Mehdi gelecek, bizi kurtaracak öyle mi? Neden kimse Dabbetül Arz, Yecüc-Mecüc, Sekine gibi ismi açıkça belirtilenlerden değil de, tartışmalı konuları öne sürüyor hep..
Bakın, gelen mehdi değil, peygamber olsa, sizi kimse kurtaramaz. “Herkes için ancak yaptığının karşılığı vardır”. Peygamberlerin kurtarıcı gücü yok, onlar Allah’a, resulüne, kitaba, yani kurtuluşa, Allah’ın ipinden tutunmaya çağırırlar.. Kurtuluşa erenler bu davete olumlu cevap verenlerdir.
Mehdi-Mesih gelecek kendilerini kurtaracak diye bekleyenlere kötü bir haberim var..
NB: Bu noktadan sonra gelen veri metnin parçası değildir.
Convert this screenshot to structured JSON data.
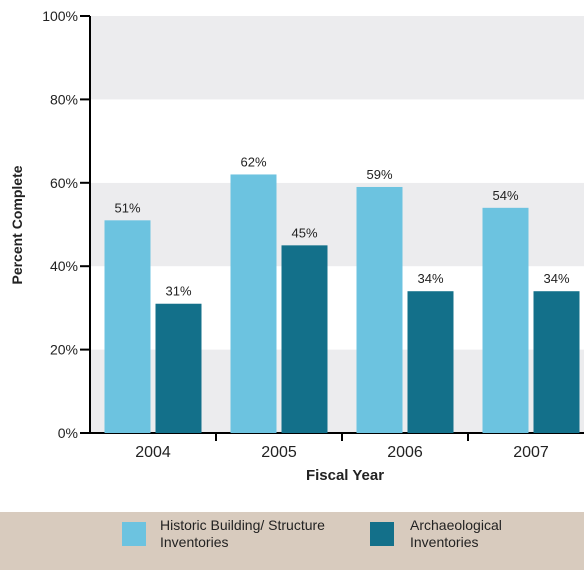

ABD, kadrolu bir mehdi gönderirse ne yapacaksınız? Evrenesoğlu da Mehdi, Gülen zaten Kainat İmamı, Mezarcı Mesih.. Yahudiler, Hristiyanlar, bizdeki Şiiler, Sünniler farklı kişilikleri bekliyorlar. Biri Armageddon’dan, ötekisi Melheme-i Kübra’dan, biri anti Chirist’ten, öteki Deccal’den söz ediyor..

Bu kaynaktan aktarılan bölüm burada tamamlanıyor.